Giovanni ci riferisce chiaramente quale fu la reazione della gente di fronte a questo miracolo di Gesù: lo volevano fare re (Gv 6,15). Intuiamo subito che questo gesto di Gesù interpretato dalla gente non come segno della sua persona, ma come il potere magico di qualcuno capace di risolvere i problemi della fame nel mondo, avrebbe avuto serie conseguenze per la sorte futura del Maestro. Il suo gesto lo fa acclamare dalla folla e dagli stessi discepoli come il profeta e il Messia, che tutti attendevano con i caratteri di un liberatore politico, sociale, potente e trionfale, di un re capace di soppiantare lo stesso imperatore romano. «E subito costrinse i suoi discepoli a salire sulla barca e a precederlo sull’altra riva, a Betsaida, finché non avesse congedato la folla» (Mc 6,45).
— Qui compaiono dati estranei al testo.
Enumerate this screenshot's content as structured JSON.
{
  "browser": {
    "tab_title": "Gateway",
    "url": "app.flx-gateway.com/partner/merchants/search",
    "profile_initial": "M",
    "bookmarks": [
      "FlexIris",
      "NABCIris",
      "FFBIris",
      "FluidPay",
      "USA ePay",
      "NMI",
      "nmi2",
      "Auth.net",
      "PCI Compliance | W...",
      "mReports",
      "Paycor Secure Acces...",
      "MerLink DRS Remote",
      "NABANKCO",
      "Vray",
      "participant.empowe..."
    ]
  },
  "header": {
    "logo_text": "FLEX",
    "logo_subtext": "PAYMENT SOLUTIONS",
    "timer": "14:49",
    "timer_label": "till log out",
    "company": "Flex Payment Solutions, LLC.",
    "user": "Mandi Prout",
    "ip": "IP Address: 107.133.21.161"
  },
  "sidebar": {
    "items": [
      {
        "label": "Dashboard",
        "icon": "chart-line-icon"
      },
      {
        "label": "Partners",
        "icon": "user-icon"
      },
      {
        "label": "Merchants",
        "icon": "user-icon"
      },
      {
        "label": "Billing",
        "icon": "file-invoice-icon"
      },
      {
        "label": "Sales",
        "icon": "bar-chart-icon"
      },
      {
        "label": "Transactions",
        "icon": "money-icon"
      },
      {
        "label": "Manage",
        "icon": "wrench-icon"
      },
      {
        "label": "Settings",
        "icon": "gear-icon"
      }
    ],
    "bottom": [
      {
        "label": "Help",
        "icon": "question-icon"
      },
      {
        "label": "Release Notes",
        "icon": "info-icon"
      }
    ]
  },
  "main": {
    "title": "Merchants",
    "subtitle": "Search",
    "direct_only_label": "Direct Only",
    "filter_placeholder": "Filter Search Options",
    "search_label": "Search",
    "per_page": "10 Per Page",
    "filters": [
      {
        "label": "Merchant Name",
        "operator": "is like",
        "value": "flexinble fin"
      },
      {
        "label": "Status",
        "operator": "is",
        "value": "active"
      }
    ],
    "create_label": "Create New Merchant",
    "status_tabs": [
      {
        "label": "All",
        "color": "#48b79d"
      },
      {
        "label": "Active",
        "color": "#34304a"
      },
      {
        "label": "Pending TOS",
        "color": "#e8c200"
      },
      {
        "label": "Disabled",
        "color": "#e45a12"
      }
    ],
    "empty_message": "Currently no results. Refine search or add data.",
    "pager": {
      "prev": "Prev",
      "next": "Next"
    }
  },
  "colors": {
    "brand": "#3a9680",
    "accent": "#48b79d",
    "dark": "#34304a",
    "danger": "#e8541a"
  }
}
Gesù è consapevole del pericoloso circolo interpretativo a cui si è esposto. E probabilmente solo ora, nel percorso storico della sua coscienza, comincia ad affacciarglisi alla mente la prospettiva della passione. Essa non è ineluttabile, fatale, ma finisce per divenire “necessaria” (cf. Mc 8,31). Egli ora intuisce che, per sottrarsi a questa grandiosa e falsa interpretazione di liberatore, dovrà assumere la passione e la morte come unico mezzo per manifestare nella verità che egli è il pane vivo, che dà la vita per salvarci. Notiamo il gesto di Gesù che spezza il pane e lo consegna ai discepoli perché lo distribuiscano: sarà più tardi il segno della sua cena (Mc 14,22). Esso significa la passione e la morte di Gesù, di cui i discepoli, dopo la Pasqua, faranno memoria nel banchetto eucaristico, prendendo parte con la loro vita al mistero pasquale del Maestro.